You promised me you would start giving me more attention and affection again. And we finally made love like we used to. For the first time in who knows how long.” As I continued to explain, I saw the hurt in his eyes, and I was trying so hard not to cry even more. So I took in more deep breaths before I continued on.

“Then the next thing I know... It’s a few years later down the road, and our relationship was basically nonexistent. We were fighting a lot. The kids were driving me insane by not listening and I never knew where you were! We had another fight, with me saying all I do is cook and clean, clean after the kids and everything else with no help at all... That I felt completely unappreciated and you went on to say you help out too, that I never showed any love for you either...”

“Amora, calm down, please. I don’t want you crying as bad as you were.” He says softly. But I continued to cry anyway. “You went on to say that you wished... To which I interrupted with ‘wish what, that we never got together?’...

You answered that you wish everything was back to where they used to be. Which I again asked without me and the kids? Back to where you were alone?!”

“Amora-”

“You answered with ‘I guess if that’s what you want!’ Then you stormed out of the house and left!” I was crying so much by this point. “I tried getting you to stop, but you were already gone!

Next thing I know, it had been days since you left! You never came back or called or anything! Then the days turned into weeks, then months!! I would go out to look for you, but to no luck!”

“Baby, please-”

“My heart was so broken, Adrian! It broke beyond repair as I had lost you forever! You were never coming back, and I was so alone and taking care of the kids by myself!”

“Baby-”

“That’s why I woke up crying so badly when I seen you! I thought the dream was real and you had finally returned! And once I realized it was only a dream, it became even worse as I don’t want it to end up coming true!! I don’t want to lose you, Adrian! I don’t want to have any kids if it’s only going to tear us apart-”
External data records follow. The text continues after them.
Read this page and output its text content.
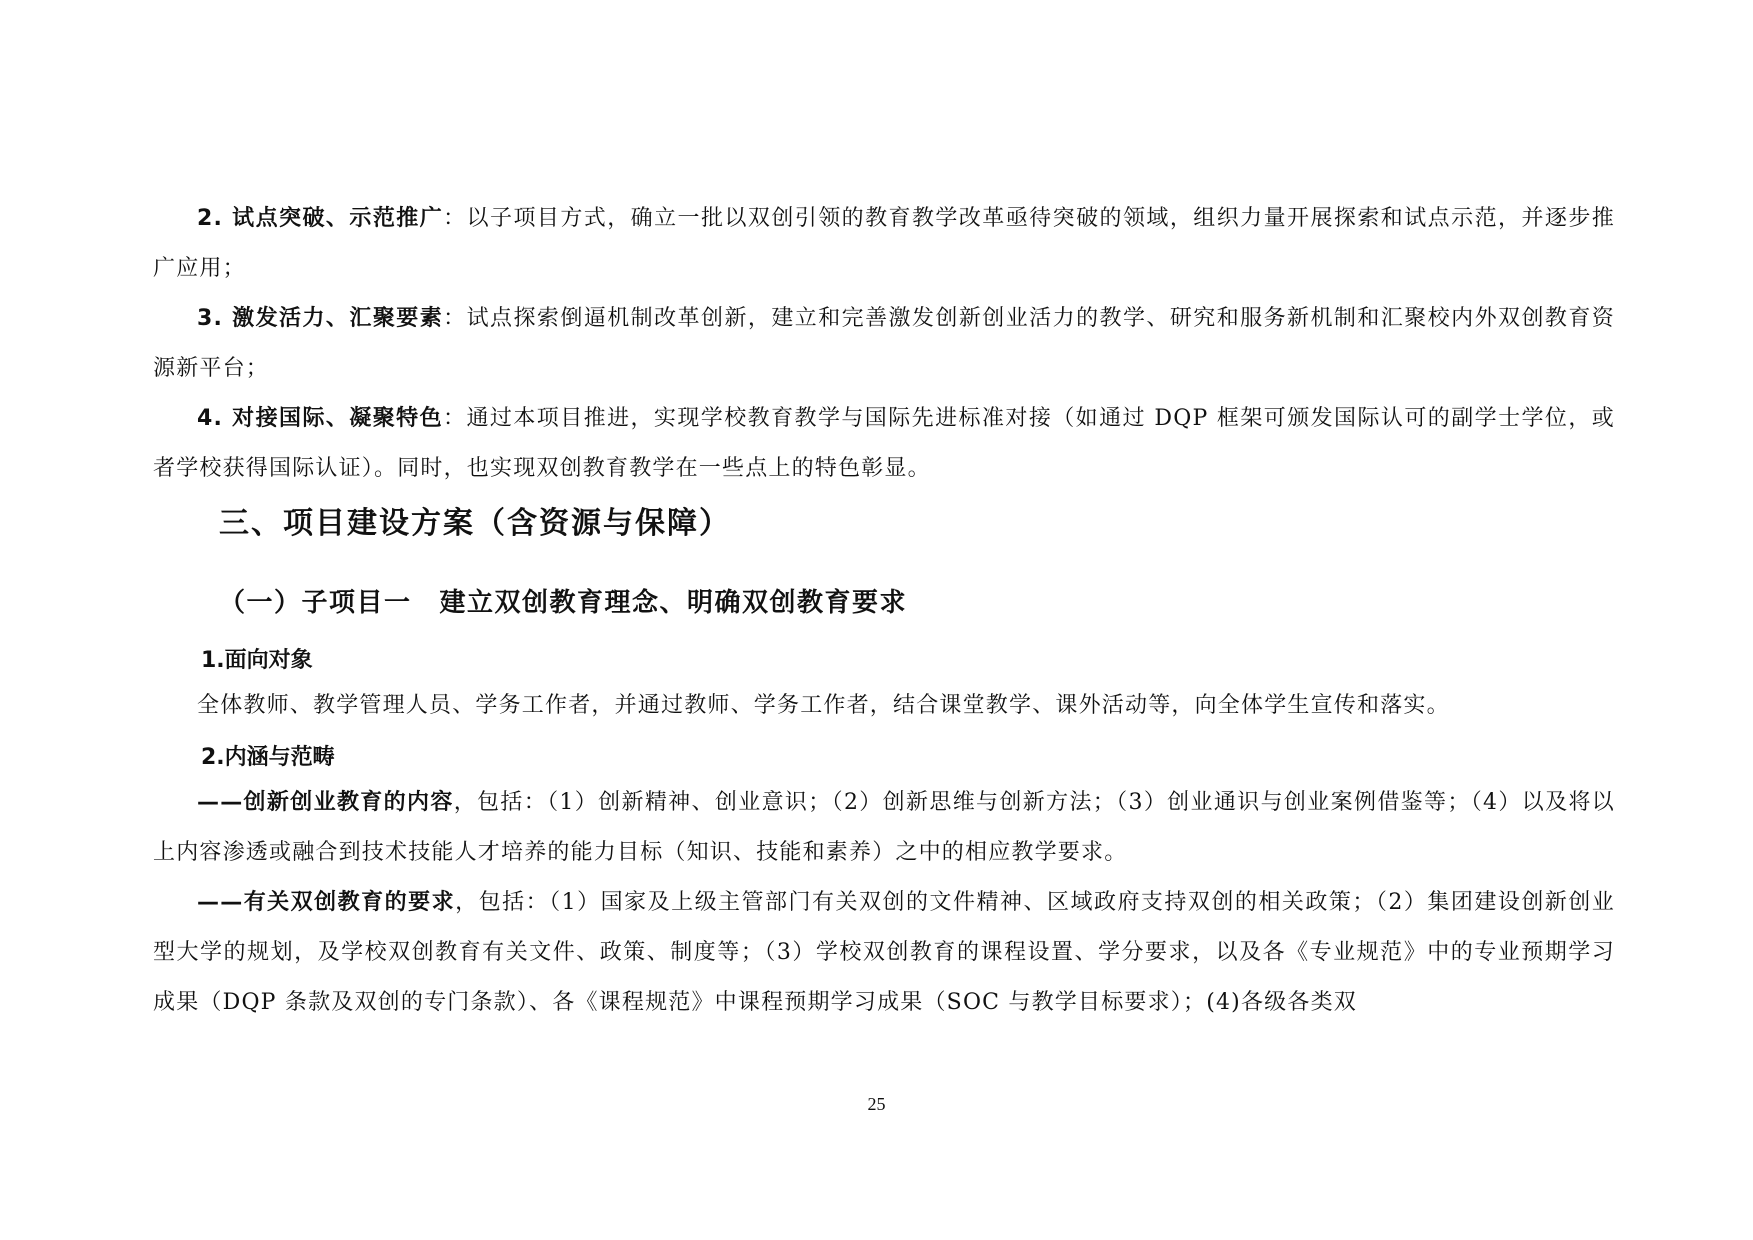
2. 试点突破、示范推广：以子项目方式，确立一批以双创引领的教育教学改革亟待突破的领域，组织力量开展探索和试点示范，并逐步推广应用；

3. 激发活力、汇聚要素：试点探索倒逼机制改革创新，建立和完善激发创新创业活力的教学、研究和服务新机制和汇聚校内外双创教育资源新平台；

4. 对接国际、凝聚特色：通过本项目推进，实现学校教育教学与国际先进标准对接（如通过 DQP 框架可颁发国际认可的副学士学位，或者学校获得国际认证）。同时，也实现双创教育教学在一些点上的特色彰显。

三、项目建设方案（含资源与保障）
（一）子项目一 建立双创教育理念、明确双创教育要求

1.面向对象

全体教师、教学管理人员、学务工作者，并通过教师、学务工作者，结合课堂教学、课外活动等，向全体学生宣传和落实。

2.内涵与范畴

——创新创业教育的内容，包括：（1）创新精神、创业意识；（2）创新思维与创新方法；（3）创业通识与创业案例借鉴等；（4）以及将以上内容渗透或融合到技术技能人才培养的能力目标（知识、技能和素养）之中的相应教学要求。

——有关双创教育的要求，包括：（1）国家及上级主管部门有关双创的文件精神、区域政府支持双创的相关政策；（2）集团建设创新创业型大学的规划，及学校双创教育有关文件、政策、制度等；（3）学校双创教育的课程设置、学分要求，以及各《专业规范》中的专业预期学习成果（DQP 条款及双创的专门条款）、各《课程规范》中课程预期学习成果（SOC 与教学目标要求）；(4)各级各类双

25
“Baby, calm down, please! Everything is going to be just fine, I promise you that! I would never just abandon you, Amora. I will never abandon you or our children! It was just a dream-”

“But the other dream I had came true! Who’s to say this won’t end up happening either!?”

“Amora, I will give you my absolute word that I will make damn sure that will never happen! I will do everything in my power to make absolute sure you know just how much you mean to me and just how much I love you today, tomorrow, and each and every day that we spend together. For the rest of eternity, baby. You must believe me.” He says quietly as he’s holding back his own tears.

“Adrian... I don’t want to lose you-” But before I could even finish that sentence, a huge wave of nausea hits me, making me rush into the bathroom to throw up. Almost immediately I hear him rushing in to comfort me.

“Amora, princess. I would never in a million years leave you. I couldn’t. And I never would even want to.” He says as he pulls back my hair for me.

Once I was finished, he lightly brushes his fingers through my hair. “And I’m not leaving you alone like this today... Where might your phone be, Dearie?” He asks softly. “There’s one in the kitchen... Why?” I ask a bit shakily.

“I’m going to call that doctor I’ve been working with. Let him know I’m not coming in today.”

“Adrian-”

“Amora, you come first in my life! You are everything to me. When you’re sick like this, I’m going to take care of you! And most definitely when you’re carrying little bean and sick, without a doubt you will come first... I will be right back, princess.” He places a kiss to the top of my head before exiting out of the bathroom.

I slowly stand myself up and walk over to the sink to rinse my mouth out. When I was done, I head back into my bedroom just as he finished getting himself dressed. He immediately notices me and helps me over to the bed and lays me down.

“It is still pretty early, sweetheart. Even if I did go to work, it wouldn’t be for another 2 hours yet. But I am still going to give him a call quick.” He says as he covers the blanket over me. “Try to get some more sleep. I will be right back as soon as I finish with the call, alright?” He assures me as he pushes my hair out of my face. “Alright.”

“I love you.”

“I love you too.” Giving me a gentle kiss, he walks out of the room to make the call.